Kirkus Reviews said, "Several of Smith's stories are on their ways to becoming classics."

David L. Ulin of the Los Angeles Times wrote that "Smith is at her finest" in Grand Union and praised the collection's "balance between humor and self-laceration."

Writing for Literary Hub, author John Freeman called Smith "one of our finest short story writers" and said, "The compression and swiftness of these tales are opposite skills to the ones Smith has plied in her five, wondrously different novels. Yet to watch these tales unfold is to feel a gladness that only virtuosity—and emotional depth—can ignite."
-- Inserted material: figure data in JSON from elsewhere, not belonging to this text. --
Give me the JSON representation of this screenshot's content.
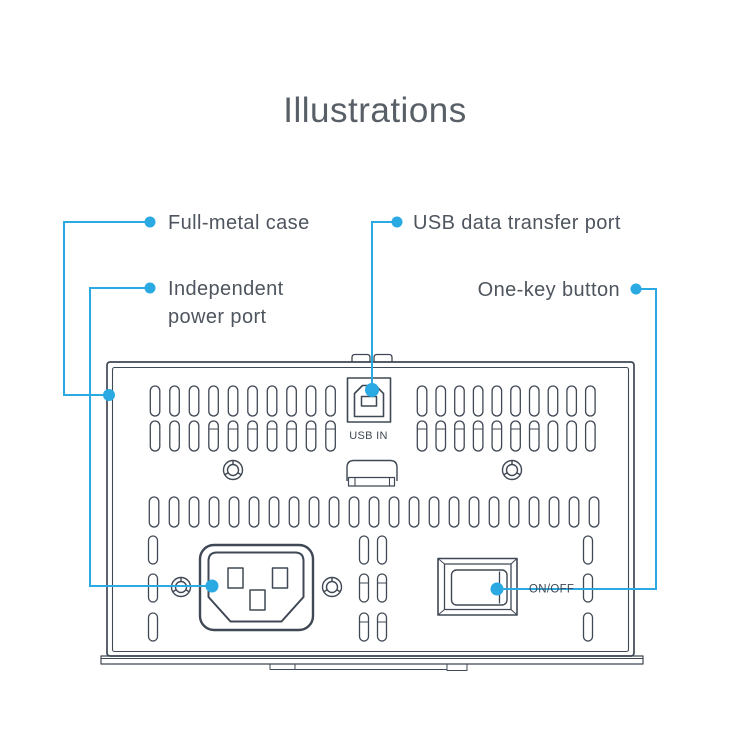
{
  "title": "Illustrations",
  "callouts": {
    "full_metal": "Full-metal case",
    "independent_line1": "Independent",
    "independent_line2": "power port",
    "usb": "USB data transfer port",
    "one_key": "One-key button"
  },
  "panel": {
    "usb_in": "USB IN",
    "on_off": "ON/OFF"
  },
  "colors": {
    "accent_blue": "#2aa9e2",
    "outline_gray": "#3f4854",
    "label_text": "#4e555e",
    "title_text": "#585f67"
  }
}
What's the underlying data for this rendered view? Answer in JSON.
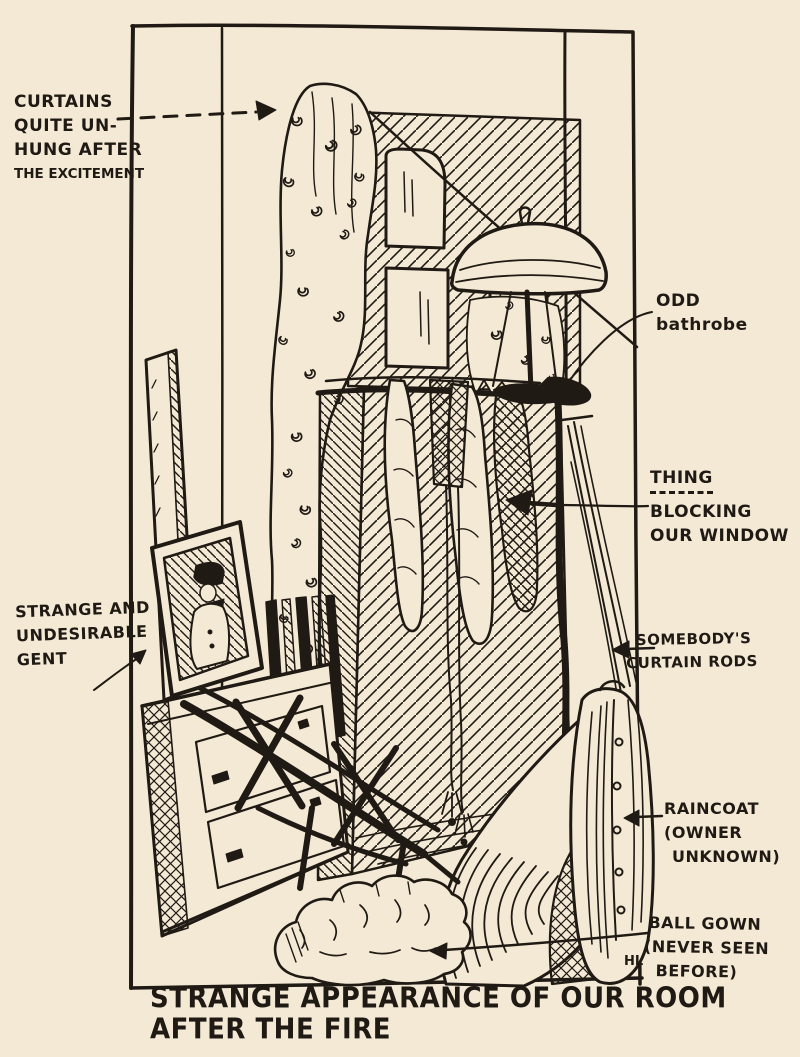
{
  "colors": {
    "paper": "#f3e9d5",
    "ink": "#201a14"
  },
  "labels": {
    "curtains": {
      "lines": [
        "CURTAINS",
        "QUITE UN-",
        "HUNG AFTER",
        "THE EXCITEMENT"
      ]
    },
    "bathrobe": {
      "lines": [
        "ODD",
        "bathrobe"
      ]
    },
    "thing": {
      "title": "THING",
      "lines": [
        "BLOCKING",
        "OUR WINDOW"
      ]
    },
    "rods": {
      "lines": [
        "SOMEBODY'S",
        "CURTAIN RODS"
      ]
    },
    "gent": {
      "lines": [
        "STRANGE AND",
        "UNDESIRABLE",
        "GENT"
      ]
    },
    "raincoat": {
      "lines": [
        "RAINCOAT",
        "(OWNER",
        "UNKNOWN)"
      ]
    },
    "ballgown": {
      "lines": [
        "BALL GOWN",
        "(NEVER SEEN",
        "BEFORE)"
      ]
    }
  },
  "caption": {
    "lines": [
      "STRANGE APPEARANCE OF OUR ROOM",
      "AFTER THE FIRE"
    ]
  },
  "signature": "HL"
}
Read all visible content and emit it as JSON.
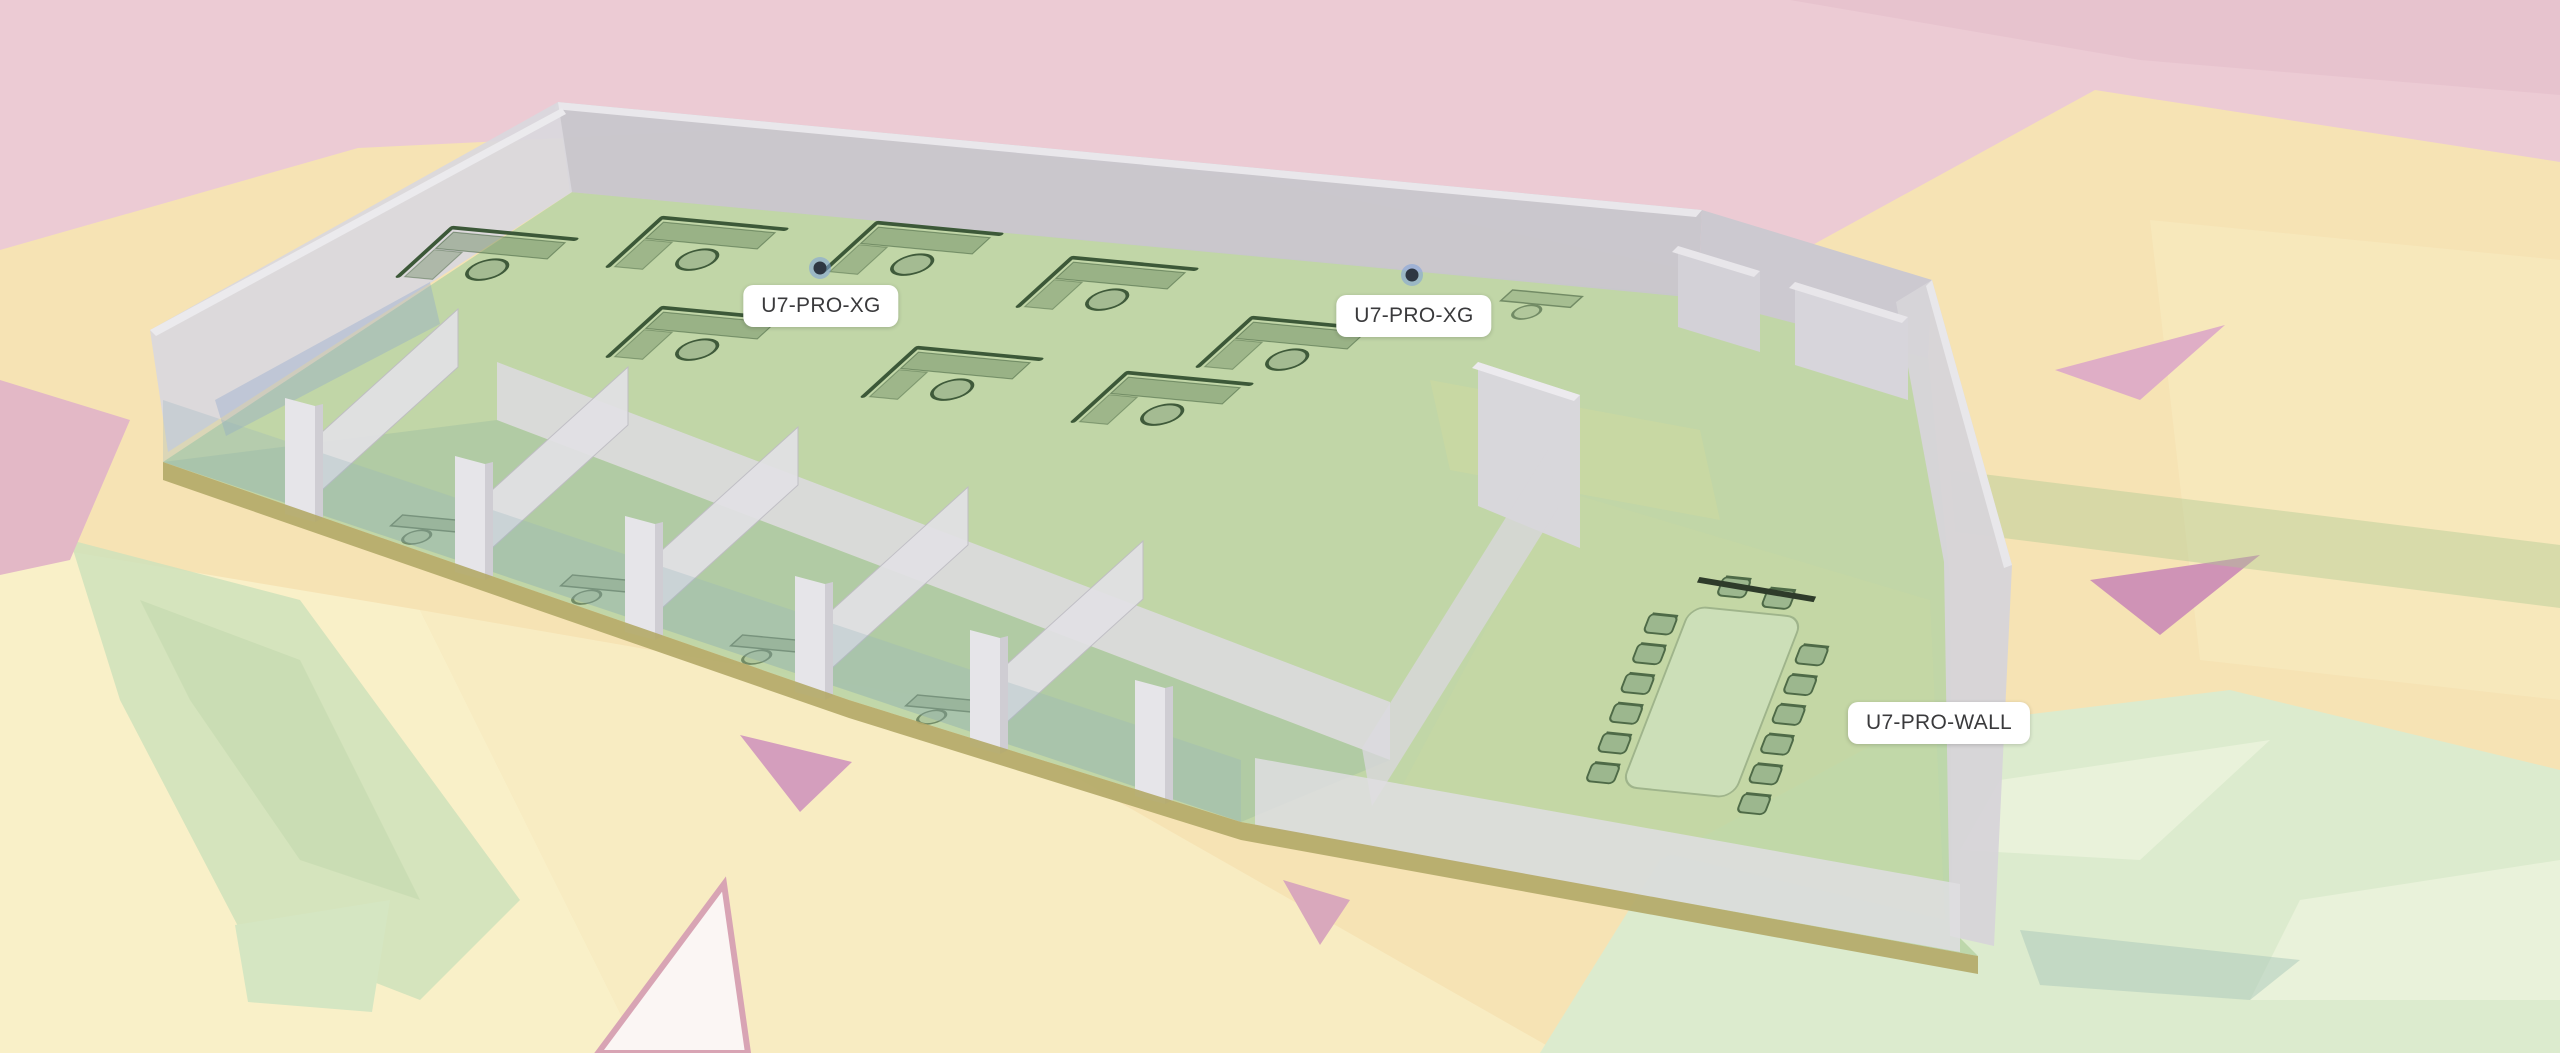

Alice O'Keeffe, writing for The Bookseller, said, "The first ever collection of short stories from the wonderful Zadie Smith is surely a must-read for her many fans."

Writing for The New York Times Book Review, author Rebecca Makkai wrote, "While the collection might not coalesce as a unit, it contains some of Smith's most vibrant, original fiction, the kind of writing she'll surely be known for."